Brexit won’t affect Turkey’s exports to UK and EU: Minister
ANKARA
What matters most in trade was mutual interests, Customs and Trade Minister Bülent Tüfenkçi told Anadolu Agency, highlighting that there would always be a market as long as quality products and competitive prices existed.
Noting that the EU was not “irreplaceable,” he said the bloc would now have to revise its strategies and policies following the U.K. vote.
Turkey “respects the [British] people’s decision,” Tüfenkçi said.
On June 23, almost 52 percent of the U.K.’s-registered voters opted to leave the EU in a historic referendum which was dubbed Brexit.
Brexit has sparked worries across European capitals over the political future of the bloc.

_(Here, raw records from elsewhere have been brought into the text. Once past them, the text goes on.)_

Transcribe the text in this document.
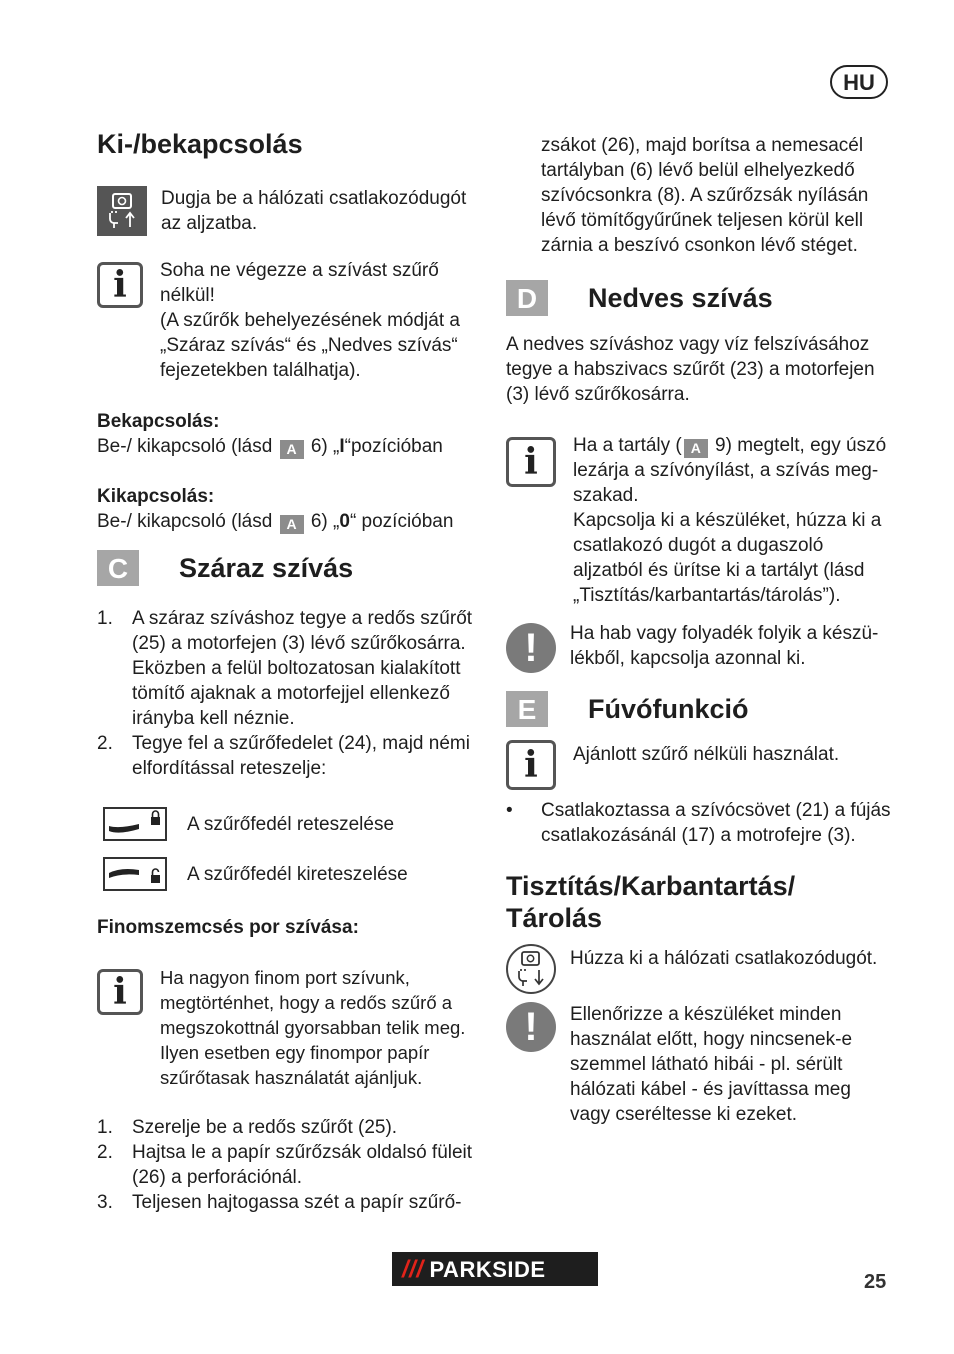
HU
Ki-/bekapcsolás
Dugja be a hálózati csatlakozódugót az aljzatba.
i	Soha ne végezze a szívást szűrő nélkül!
(A szűrők behelyezésének módját a „Száraz szívás“ és „Nedves szívás“ fejezetekben találhatja).
Bekapcsolás:
Be-/ kikapcsoló (lásd A 6) „I“pozícióban
Kikapcsolás:
Be-/ kikapcsoló (lásd A 6) „0“ pozícióban
C	Száraz szívás
1. A száraz szíváshoz tegye a redős szűrőt (25) a motorfejen (3) lévő szűrőkosárra. Eközben a felül boltozatosan kialakított tömítő ajaknak a motorfejjel ellenkező irányba kell néznie.
2. Tegye fel a szűrőfedelet (24), majd némi elfordítással reteszelje:
A szűrőfedél reteszelése
A szűrőfedél kireteszelése
Finomszemcsés por szívása:
i	Ha nagyon finom port szívunk, megtörténhet, hogy a redős szűrő a megszokottnál gyorsabban telik meg. Ilyen esetben egy finompor papír szűrőtasak használatát ajánljuk.
1. Szerelje be a redős szűrőt (25).
2. Hajtsa le a papír szűrőzsák oldalsó füleit (26) a perforációnál.
3. Teljesen hajtogassa szét a papír szűrő-
zsákot (26), majd borítsa a nemesacél tartályban (6) lévő belül elhelyezkedő szívócsonkra (8). A szűrőzsák nyílásán lévő tömítőgyűrűnek teljesen körül kell zárnia a beszívó csonkon lévő stéget.
D	Nedves szívás
A nedves szíváshoz vagy víz felszívásához tegye a habszivacs szűrőt (23) a motorfejen (3) lévő szűrőkosárra.
i	Ha a tartály ( A 9) megtelt, egy úszó lezárja a szívónyílást, a szívás meg-szakad.
Kapcsolja ki a készüléket, húzza ki a csatlakozó dugót a dugaszoló aljzatból és ürítse ki a tartályt (lásd „Tisztítás/karbantartás/tárolás”).
!	Ha hab vagy folyadék folyik a készü-lékből, kapcsolja azonnal ki.
E	Fúvófunkció
i	Ajánlott szűrő nélküli használat.
•	Csatlakoztassa a szívócsövet (21) a fújás csatlakozásánál (17) a motrofejre (3).
Tisztítás/Karbantartás/
Tárolás
Húzza ki a hálózati csatlakozódugót.
!	Ellenőrizze a készüléket minden használat előtt, hogy nincsenek-e szemmel látható hibái - pl. sérült hálózati kábel - és javíttassa meg vagy cseréltesse ki ezeket.
/// PARKSIDE
25
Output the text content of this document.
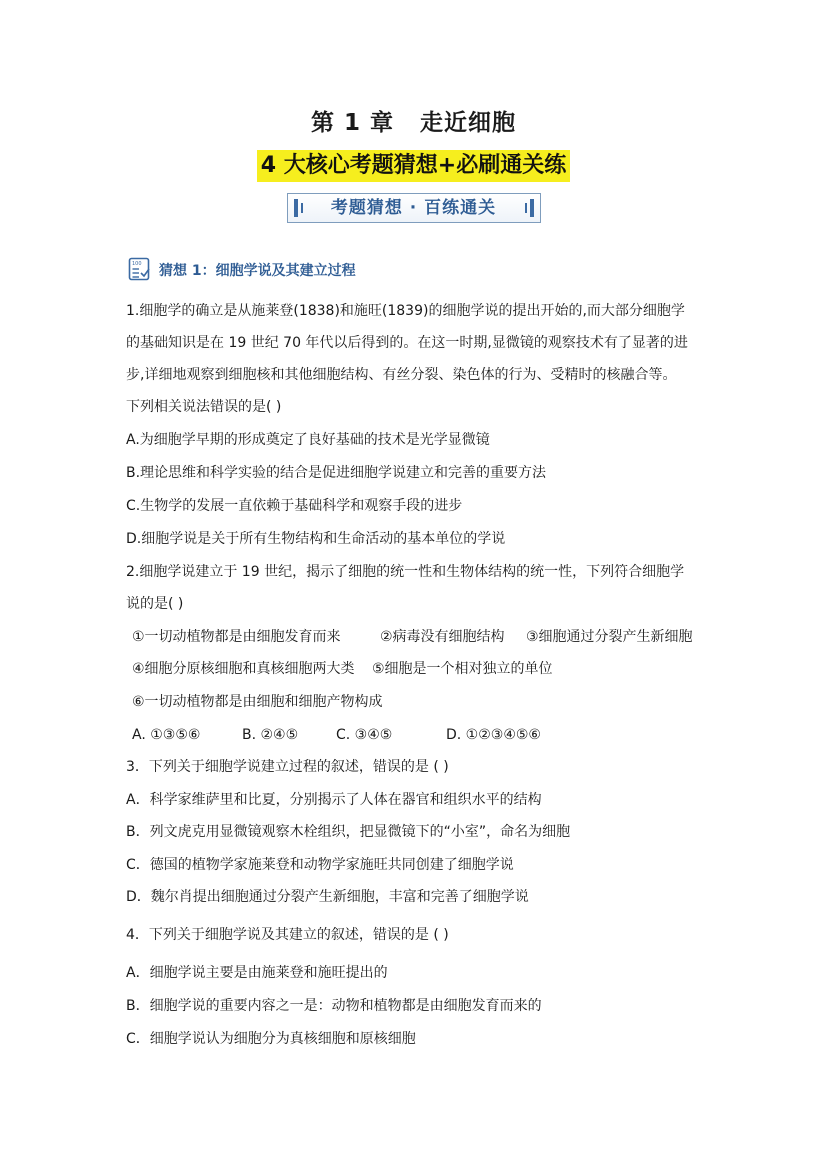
第 1 章 走近细胞
4 大核心考题猜想+必刷通关练
考题猜想 · 百练通关
100 猜想 1：细胞学说及其建立过程
1.细胞学的确立是从施莱登(1838)和施旺(1839)的细胞学说的提出开始的,而大部分细胞学
的基础知识是在 19 世纪 70 年代以后得到的。在这一时期,显微镜的观察技术有了显著的进
步,详细地观察到细胞核和其他细胞结构、有丝分裂、染色体的行为、受精时的核融合等。
下列相关说法错误的是( )
A.为细胞学早期的形成奠定了良好基础的技术是光学显微镜
B.理论思维和科学实验的结合是促进细胞学说建立和完善的重要方法
C.生物学的发展一直依赖于基础科学和观察手段的进步
D.细胞学说是关于所有生物结构和生命活动的基本单位的学说
2.细胞学说建立于 19 世纪，揭示了细胞的统一性和生物体结构的统一性，下列符合细胞学
说的是( )
①一切动植物都是由细胞发育而来	②病毒没有细胞结构 ③细胞通过分裂产生新细胞
④细胞分原核细胞和真核细胞两大类 ⑤细胞是一个相对独立的单位
⑥一切动植物都是由细胞和细胞产物构成
A. ①③⑤⑥	B. ②④⑤	C. ③④⑤	D. ①②③④⑤⑥
3．下列关于细胞学说建立过程的叙述，错误的是 ( )
A．科学家维萨里和比夏，分别揭示了人体在器官和组织水平的结构
B．列文虎克用显微镜观察木栓组织，把显微镜下的“小室”，命名为细胞
C．德国的植物学家施莱登和动物学家施旺共同创建了细胞学说
D．魏尔肖提出细胞通过分裂产生新细胞，丰富和完善了细胞学说
4．下列关于细胞学说及其建立的叙述，错误的是 ( )
A．细胞学说主要是由施莱登和施旺提出的
B．细胞学说的重要内容之一是：动物和植物都是由细胞发育而来的
C．细胞学说认为细胞分为真核细胞和原核细胞
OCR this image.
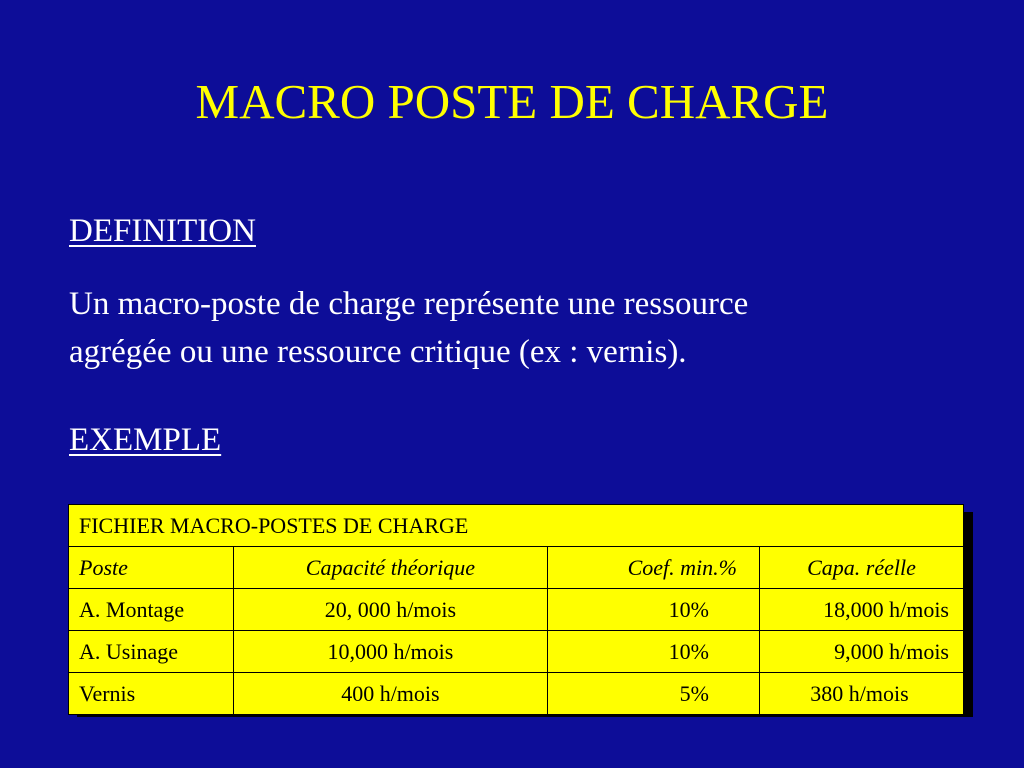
MACRO POSTE DE CHARGE
DEFINITION

Un macro-poste de charge représente une ressource
agrégée ou une ressource critique (ex : vernis).

EXEMPLE
FICHIER MACRO-POSTES DE CHARGE			
Poste	Capacité théorique	Coef. min.%	Capa. réelle
A. Montage	20, 000 h/mois	10%	18,000 h/mois
A. Usinage	10,000 h/mois	10%	9,000 h/mois
Vernis	400 h/mois	5%	380 h/mois
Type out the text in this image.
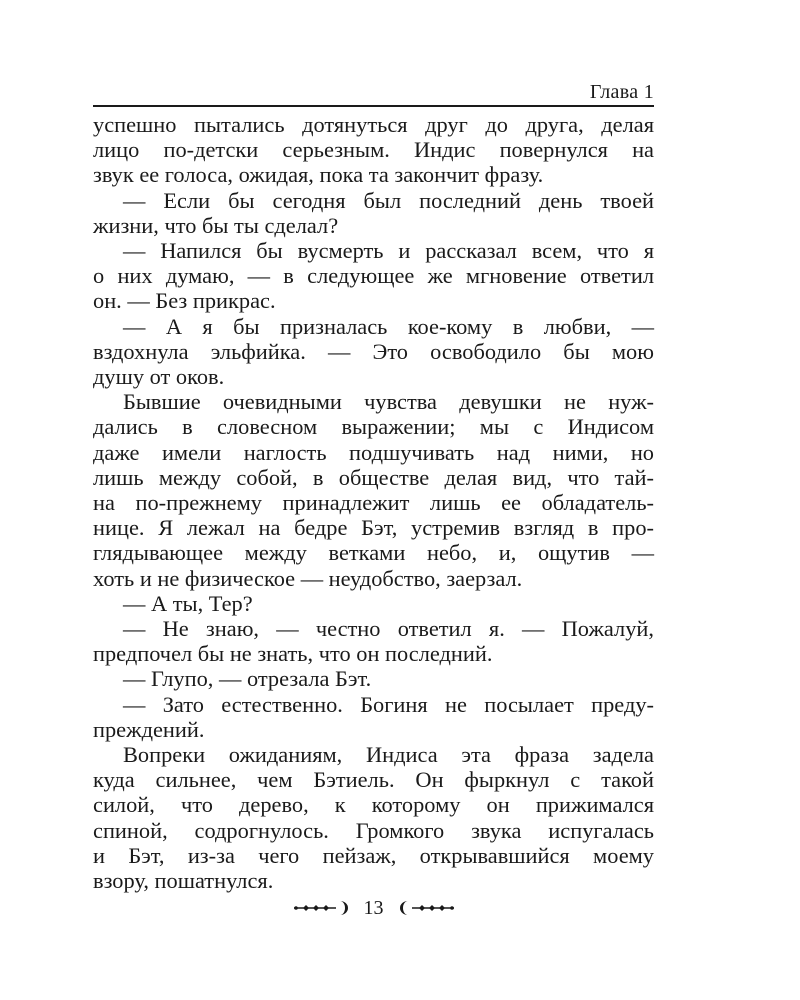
Глава 1

успешно пытались дотянуться друг до друга, делая

лицо по-детски серьезным. Индис повернулся на

звук ее голоса, ожидая, пока та закончит фразу.

— Если бы сегодня был последний день твоей

жизни, что бы ты сделал?

— Напился бы вусмерть и рассказал всем, что я

о них думаю, — в следующее же мгновение ответил

он. — Без прикрас.

— А я бы призналась кое-кому в любви, —

вздохнула эльфийка. — Это освободило бы мою

душу от оков.

Бывшие очевидными чувства девушки не нуж-

дались в словесном выражении; мы с Индисом

даже имели наглость подшучивать над ними, но

лишь между собой, в обществе делая вид, что тай-

на по-прежнему принадлежит лишь ее обладатель-

нице. Я лежал на бедре Бэт, устремив взгляд в про-

глядывающее между ветками небо, и, ощутив —

хоть и не физическое — неудобство, заерзал.

— А ты, Тер?

— Не знаю, — честно ответил я. — Пожалуй,

предпочел бы не знать, что он последний.

— Глупо, — отрезала Бэт.

— Зато естественно. Богиня не посылает преду-

преждений.

Вопреки ожиданиям, Индиса эта фраза задела

куда сильнее, чем Бэтиель. Он фыркнул с такой

силой, что дерево, к которому он прижимался

спиной, содрогнулось. Громкого звука испугалась

и Бэт, из-за чего пейзаж, открывавшийся моему

взору, пошатнулся.

13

“What is important for us is to improve our democracy and economy by diversifying production and markets,” the minister said.
Tüfenkçi also said the EU could increase its power by granting membership to Turkey, which he noted had fulfilled most of the criteria outlined in its accession negotiations.
“We are expecting a sincere approach from the EU while we have been sincerely working to fulfill the criteria in our EU accession process,” he said.
Britain’s shock vote to pull out of the EU wiped $2.1 trillion from global equity markets only on June 24 as traders panicked in the face of a new threat to the global economy.
Investors fled to the safety of gold, the yen and blue-chip bonds as the seismic shift in the structure of Europe left many huge questions hanging, including who will lead Britain following the resignation of Prime Minister David Cameron.
The Brexit vote sparked eight percent losses in the Tokyo and Paris bourses, nearly seven percent in Frankfurt and more than three percent in London and New York.
Central banks stepped in to bolster confidence, promising to inject liquidity where needed and appearing to mitigate some of the sharpest losses.
Still, the pound crashed 10 percent to a 31-year low at one point, before rebounding slightly for a 9.1 percent loss against the greenback in late trade.
The euro also plummeted, dropping 2.6 percent on the dollar.
Benefitting from a massive safety selloff, gold jumped nearly five percent and the yen surged 4.2 percent against the dollar and 7.0 percent on the euro. The dollar at one point fell below 100 yen for the first time since November 2013.
US 10-year treasury bond yields hit their lowest since 2012 at 1.42 percent before edging higher, while the German 10-year bund fell into negative territory for the second time in history.
Analysts say the split of Britain with the EU could slow trade and investment in the country and hit its key financial industry, possibly pushing the economy into recession.